UPDATED: Thu., June 21, 2018, 6:41 p.m.

Sweden’s Rasmus Dahlin skates during the second period of an IIHF world junior hockey championships game against Russia in Buffalo, New York. At 6-foot-2 and 181 pounds, Dahlin is considered the most NHL-ready prospect in this year’s draft class for his all-around ability. He’s already drawing comparisons to other elite Swedish defensemen such as former Detroit star and seven-time Norris Trophy-winner Nicklas Lidstrom and Ottawa captain and two-time Norris winner Erik Karlsson. (Mark Blinch / AP)
Sweden’s Rasmus Dahlin skates during the second period of an IIHF world junior hockey championships game against Russia in Buffalo, New York. At 6-foot-2 and 181 pounds, Dahlin is considered the most NHL-ready prospect in this year’s draft class for his all-around ability. He’s already drawing comparisons to other elite Swedish defensemen such as former Detroit star and seven-time Norris Trophy-winner Nicklas Lidstrom and Ottawa captain and two-time Norris winner Erik Karlsson. (Mark Blinch / AP)

Rasmus Dahlin is drawing comparisons to a pair of the best defenseman in the game today and to one of the best of all time.

No pressure.

The smooth-skating, playmaking Swedish defenseman is expected to become just the third defenseman to be picked No. 1 in the NHL draft.

“He is so far ahead of anyone else available,” said Joe McDonnell, the Dallas Stars’ director of amateur scouting. “We didn’t pay much attention to him this year because if we picked No. 1, we probably wouldn’t have jobs right now. And if we didn’t have the No. 1 pick, we knew we wouldn’t be able to draft him.”

Buffalo is expected to take Dahlin first overall tonight, and it will be no surprise to some hockey’s greats.

Hall of Famer Nicklas Lidstrom, a seven-time Norris Trophy winner, is one of the people who think Dahlin does compare to him, and two other current star defensemen who happen to be Swedes: Erik Karlsson and Victor Hedman.

“He has a lot of tools,” Lidstrom, who has seen Dahlin play and has known of him for a few years, wrote in an email. “It will be interesting to see his development in the NHL where everyone is better/stronger/faster!”

Since St. Louis selected defenseman Erik Johnson first overall in 2006, the only blueliner taken No. 1 was Aaron Ekblad in 2014. Ekblad started well in Florida, becoming an All-Star in his first two seasons and winning the Calder Trophy as the league’s top rookie, but appeared to take a step back the past two years. Johnson finished 12th in Rookie of the Year voting and has had a decent career with the Blues and Colorado Avalanche.

“This is one of those years where there’s a generational-type defenseman available, and that’s not always the case,” Hall of Fame coach Scotty Bowman said. “Everybody says this Dahlin is the best in a while on defense.”

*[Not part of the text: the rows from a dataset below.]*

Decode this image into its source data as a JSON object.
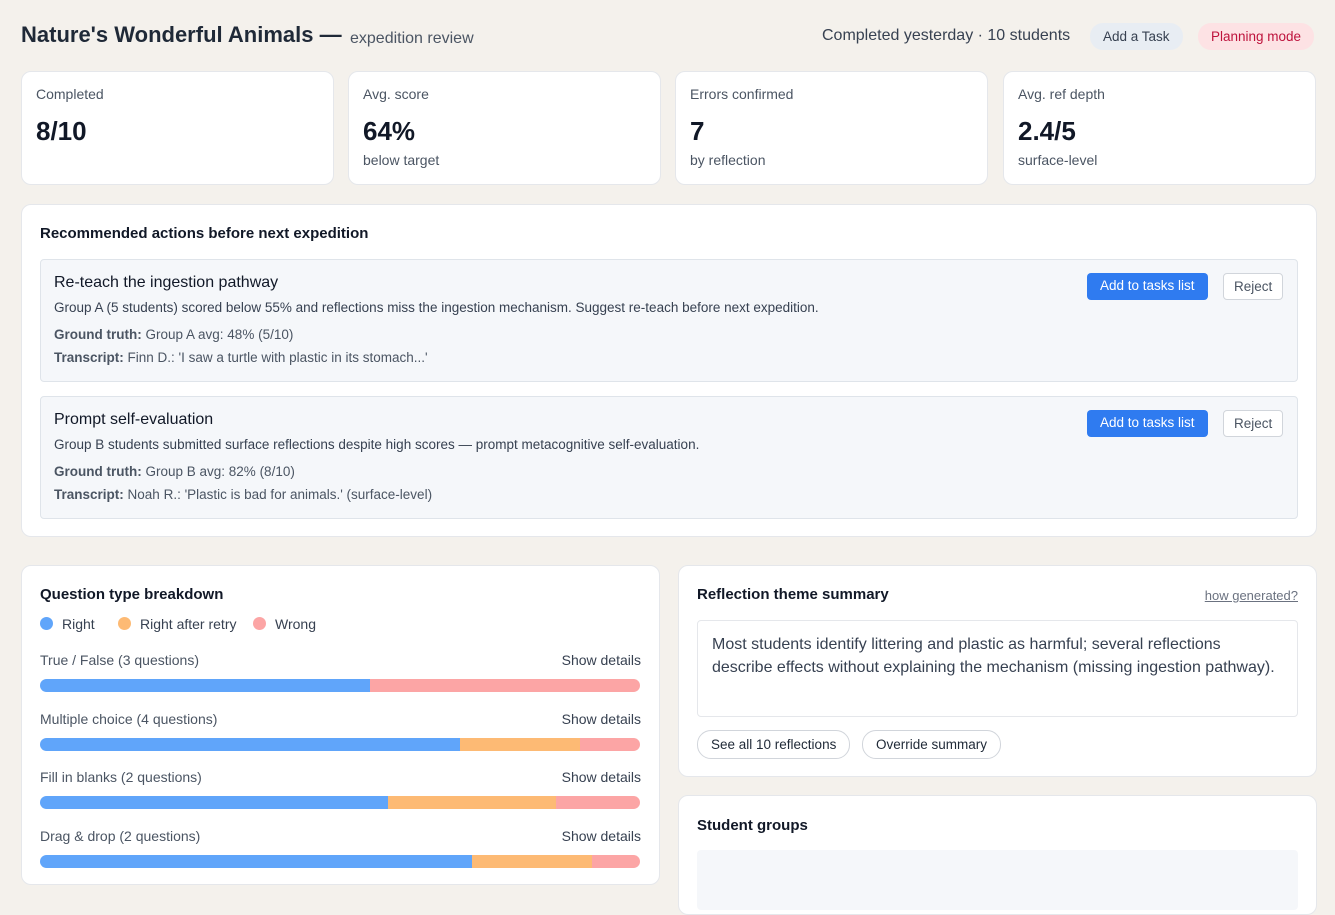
{
  "header": {
    "title": "Nature's Wonderful Animals —",
    "subtitle": "expedition review",
    "status": "Completed yesterday · 10 students",
    "add_task": "Add a Task",
    "mode": "Planning mode"
  },
  "stats": [
    {
      "label": "Completed",
      "value": "8/10"
    },
    {
      "label": "Avg. score",
      "value": "64%",
      "note": "below target"
    },
    {
      "label": "Errors confirmed",
      "value": "7",
      "note": "by reflection"
    },
    {
      "label": "Avg. ref depth",
      "value": "2.4/5",
      "note": "surface-level"
    }
  ],
  "actions": {
    "title": "Recommended actions before next expedition",
    "add_label": "Add to tasks list",
    "reject_label": "Reject",
    "truth_label": "Ground truth:",
    "transcript_label": "Transcript:",
    "items": [
      {
        "title": "Re-teach the ingestion pathway",
        "description": "Group A (5 students) scored below 55% and reflections miss the ingestion mechanism. Suggest re-teach before next expedition.",
        "truth": "Group A avg: 48% (5/10)",
        "transcript": "Finn D.: 'I saw a turtle with plastic in its stomach...'"
      },
      {
        "title": "Prompt self-evaluation",
        "description": "Group B students submitted surface reflections despite high scores — prompt metacognitive self-evaluation.",
        "truth": "Group B avg: 82% (8/10)",
        "transcript": "Noah R.: 'Plastic is bad for animals.' (surface-level)"
      }
    ]
  },
  "breakdown": {
    "title": "Question type breakdown",
    "details_label": "Show details",
    "legend": [
      {
        "name": "Right",
        "color": "#60a5fa"
      },
      {
        "name": "Right after retry",
        "color": "#fdba74"
      },
      {
        "name": "Wrong",
        "color": "#fca5a5"
      }
    ],
    "rows": [
      {
        "label": "True / False (3 questions)",
        "values": [
          55,
          0,
          45
        ]
      },
      {
        "label": "Multiple choice (4 questions)",
        "values": [
          70,
          20,
          10
        ]
      },
      {
        "label": "Fill in blanks (2 questions)",
        "values": [
          58,
          28,
          14
        ]
      },
      {
        "label": "Drag & drop (2 questions)",
        "values": [
          72,
          20,
          8
        ]
      }
    ]
  },
  "reflection": {
    "title": "Reflection theme summary",
    "link": "how generated?",
    "summary": "Most students identify littering and plastic as harmful; several reflections describe effects without explaining the mechanism (missing ingestion pathway).",
    "see_all": "See all 10 reflections",
    "override": "Override summary"
  },
  "groups": {
    "title": "Student groups"
  }
}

The 18-year-old Dahlin has held his own against grown men over two seasons in a high-level European league. He had seven goals and 13 assists in 41 games this past season with Frolunda of the Swedish Hockey League and was the junior player of the year. As the youngest player in the Olympic men’s hockey tournament, he had an assist in two games while suiting up sparingly for Sweden.

“I think I’m ready right now to play in the NHL,” Dahlin said.

Dahlin is set to become the second Swede taken No. 1 overall, joining Hall of Famer Mats Sundin, drafted by Quebec in 1989.

The Detroit Red Wings have leaned on scout Hakan Andersson for nearly three decades to decide who overseas has a chance to play in the world’s best hockey league. Andersson, who knows the hockey landscape as well as anyone overseas, said he has never seen a prospect quite like Dahlin.

“It’s not easy to put him in any category with anyone,” said Andersson, the director of European scouting for the Red Wings. “It’s hard to say someone is going to be better than Nicklas Lidstrom, but Dahlin has all the tools to be an unbelievable defenseman. He has Lidstrom’s poise with the puck. He can rush the puck up the ice like Karlsson. And, he’s big and aggressive enough to play the physical game and take people out like Hedman can.”

“I need to get stronger,” said the 6-2, 181-pound Dahlin.

But he has plenty of strengths on his side.

He Dahlin can skate well, and effortlessly, in any direction while dangling the puck as if it’s attached to his stick with her soft hands, while keeping his head up.

With a left-handed shot, he can send a blur of a one-timer to the back of the net or snap off a wrist shot in a fraction of a second. He’s also a gifted passer.